Many theologians smooth this over as anthropomorphism, God speaking in human terms for human comprehension. That is possible. But if the text consistently and repeatedly depicts God as a being who responds, who is surprised, who is moved, who changes his stated intention in response to prayer, then the burden of proof is on the interpreter who says none of it means what it says. The plain reading is that God is a relational being who is genuinely present in time.

V. How Many Times Is the Word "Now" in the Bible?

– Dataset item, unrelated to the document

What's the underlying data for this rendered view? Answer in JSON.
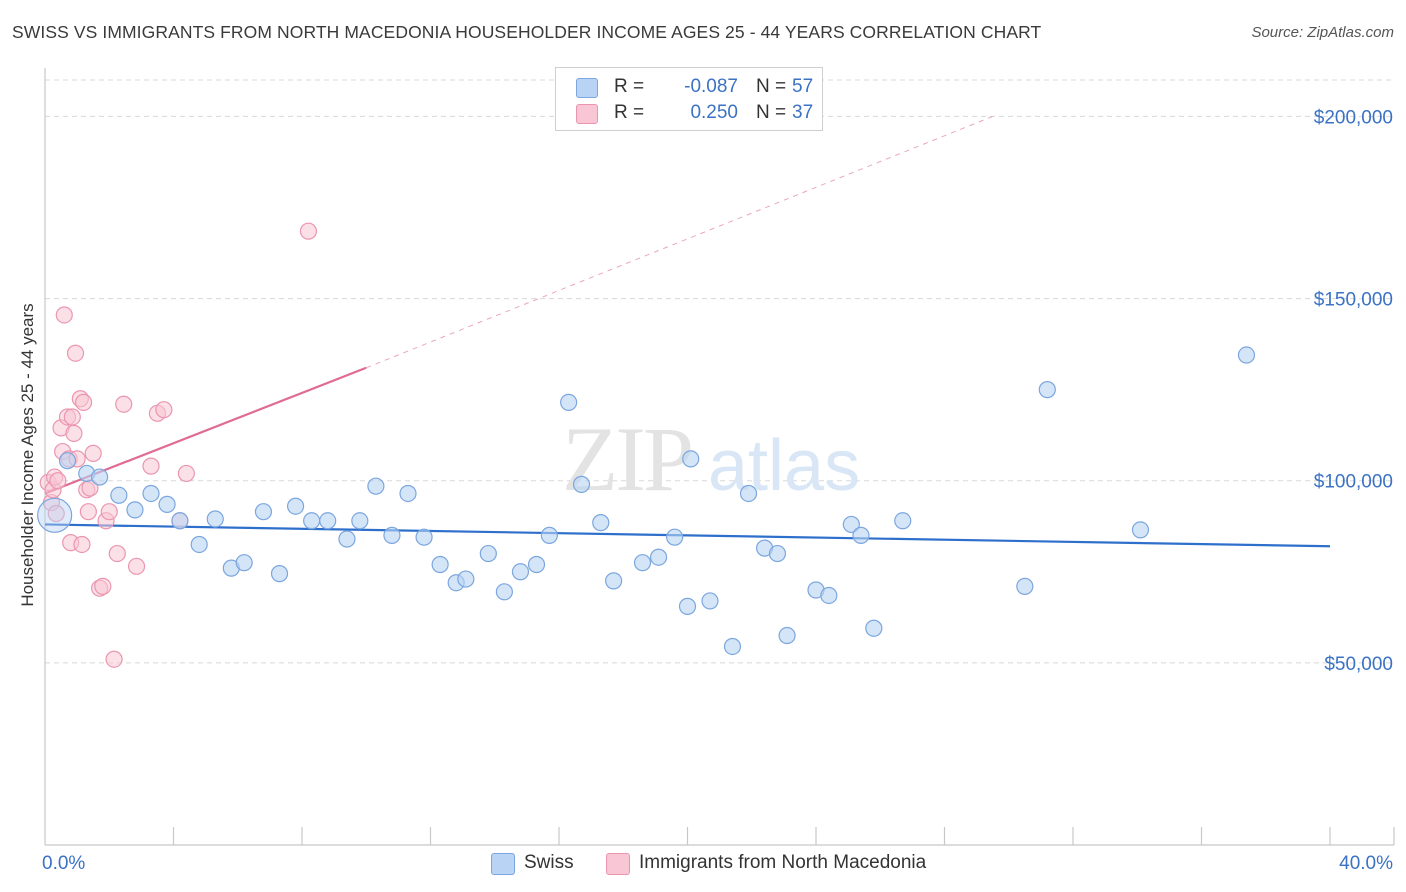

1,400+ Occurrences of "now" in the King James Bible The word "now" appears more than 1,400 times in the King James Version alone. It is not a theological technicality. It is the operative word of the biblical relationship: Now is when God speaks. Now is when faith is exercised. Now is when the choice is made. "Now faith is the substance of things hoped for" (Hebrews 11:1). "Now is the accepted time" (2 Corinthians 6:2). The God of the Bible is a God of the present tense.

This is both a NO argument and a NOW argument, from two different angles. The NO angle: if God already knew everything before it happened, "now" is a fiction. The NOW angle: the Bible's obsessive use of "now" reflects the character of a God who is genuinely present, genuinely responsive, genuinely in the moment with his creatures. The word is not accidental. It is theological.

VI. The Only Possible Time

The site you are reading is organized around a question: when is the only possible time to know the truth of anything? The answer is now. Not because the future is closed, but because the future is not available. Now is the only time any decision can be made. Now is the only moment in which faith, doubt, inquiry, or commitment can be exercised.

A God who is present now, who is not merely observing from outside of time but who is actively engaged in the linear sequence of your life, aware of what you choose as you choose it, genuinely surprised by nothing but genuinely moved by everything, that God can be known. That God can be encountered. That God is not a philosophical construct. He is a person. And persons are met in time.

The question is not whether God is real. The question is whether you will encounter him now, in the only moment you actually have.